Indonesia's Trade Balance Surplus Reaches US$954 Million in Early 2026, Bank Indonesia Comments
Jakarta — Indonesia’s trade balance returned to a surplus of US$954 million in January 2026. This marks the 69th consecutive month of surplus since May 2021.
However, this surplus is the lowest recorded in the past nine months, falling short of the December 2025 surplus of US$2.51 billion. Bank Indonesia has issued a statement regarding the January surplus.
“Bank Indonesia views this trade balance surplus positively as it continues to support the resilience of Indonesia’s external economy,” said Ramdan Denny, Executive Director of Bank Indonesia’s Communications Department, as quoted on Tuesday, 3 March 2026.
Going forward, Denny stressed that Bank Indonesia will continue to strengthen policy synergies with the Government and other authorities to further reinforce external resilience and support sustainable national economic growth.
Bank Indonesia attributes the continued trade surplus primarily to the ongoing surplus in the non-oil and gas trade balance. The non-oil and gas trade balance recorded a surplus of US$3.23 billion in January 2026, supported by strong non-oil and gas exports of US$21.26 billion.

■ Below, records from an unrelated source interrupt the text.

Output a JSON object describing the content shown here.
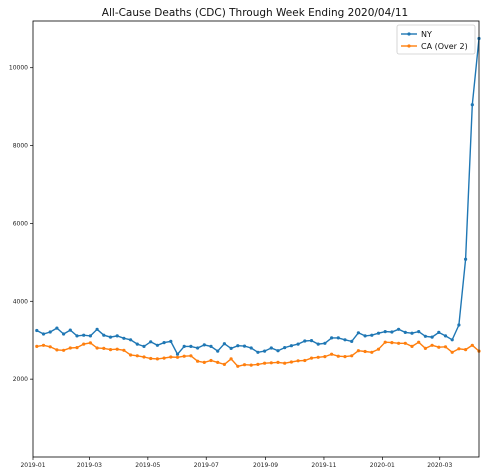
{
  "chart_data": {
    "type": "line",
    "title": "All-Cause Deaths (CDC) Through Week Ending 2020/04/11",
    "xlabel": "",
    "ylabel": "",
    "x_start": "2019-01-01",
    "x_end": "2020-04-11",
    "ylim": [
      0,
      11200
    ],
    "x_tick_labels": [
      "2019-01",
      "2019-03",
      "2019-05",
      "2019-07",
      "2019-09",
      "2019-11",
      "2020-01",
      "2020-03"
    ],
    "y_ticks": [
      2000,
      4000,
      6000,
      8000,
      10000
    ],
    "legend_position": "top-right",
    "grid": false,
    "series": [
      {
        "name": "NY",
        "color": "#1f77b4",
        "values": [
          3250,
          3160,
          3210,
          3310,
          3160,
          3260,
          3110,
          3130,
          3110,
          3280,
          3130,
          3080,
          3110,
          3050,
          3010,
          2900,
          2840,
          2960,
          2870,
          2940,
          2970,
          2640,
          2840,
          2840,
          2800,
          2880,
          2840,
          2720,
          2910,
          2790,
          2860,
          2850,
          2800,
          2690,
          2720,
          2800,
          2730,
          2810,
          2860,
          2900,
          2980,
          2990,
          2900,
          2920,
          3060,
          3060,
          3010,
          2970,
          3190,
          3110,
          3130,
          3180,
          3220,
          3210,
          3280,
          3200,
          3180,
          3220,
          3100,
          3080,
          3200,
          3110,
          3010,
          3390,
          5080,
          9050,
          10750
        ]
      },
      {
        "name": "CA (Over 2)",
        "color": "#ff7f0e",
        "values": [
          2840,
          2870,
          2830,
          2750,
          2740,
          2800,
          2810,
          2900,
          2930,
          2800,
          2790,
          2760,
          2770,
          2740,
          2620,
          2600,
          2570,
          2530,
          2520,
          2540,
          2570,
          2560,
          2590,
          2600,
          2460,
          2430,
          2480,
          2430,
          2380,
          2520,
          2330,
          2370,
          2360,
          2380,
          2410,
          2420,
          2430,
          2410,
          2440,
          2470,
          2480,
          2540,
          2560,
          2580,
          2640,
          2590,
          2580,
          2600,
          2730,
          2710,
          2690,
          2770,
          2950,
          2940,
          2920,
          2920,
          2840,
          2950,
          2790,
          2870,
          2820,
          2830,
          2690,
          2780,
          2760,
          2870,
          2720
        ]
      }
    ]
  }
}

“This positive performance of non-oil and gas exports is particularly supported by exports of natural resource-based products such as animal and vegetable fats and oils, as well as manufactured products including nickel and nickel products, vehicles and vehicle parts, machinery and mechanical equipment and parts, and footwear,” said Denny.
By destination country, non-oil and gas exports to China, the United States, and India remained the main contributors to Indonesia’s exports. Meanwhile, the oil and gas trade balance recorded a deficit of US$2.27 billion in January 2026, in line with declining oil and gas exports amid reduced oil and gas imports.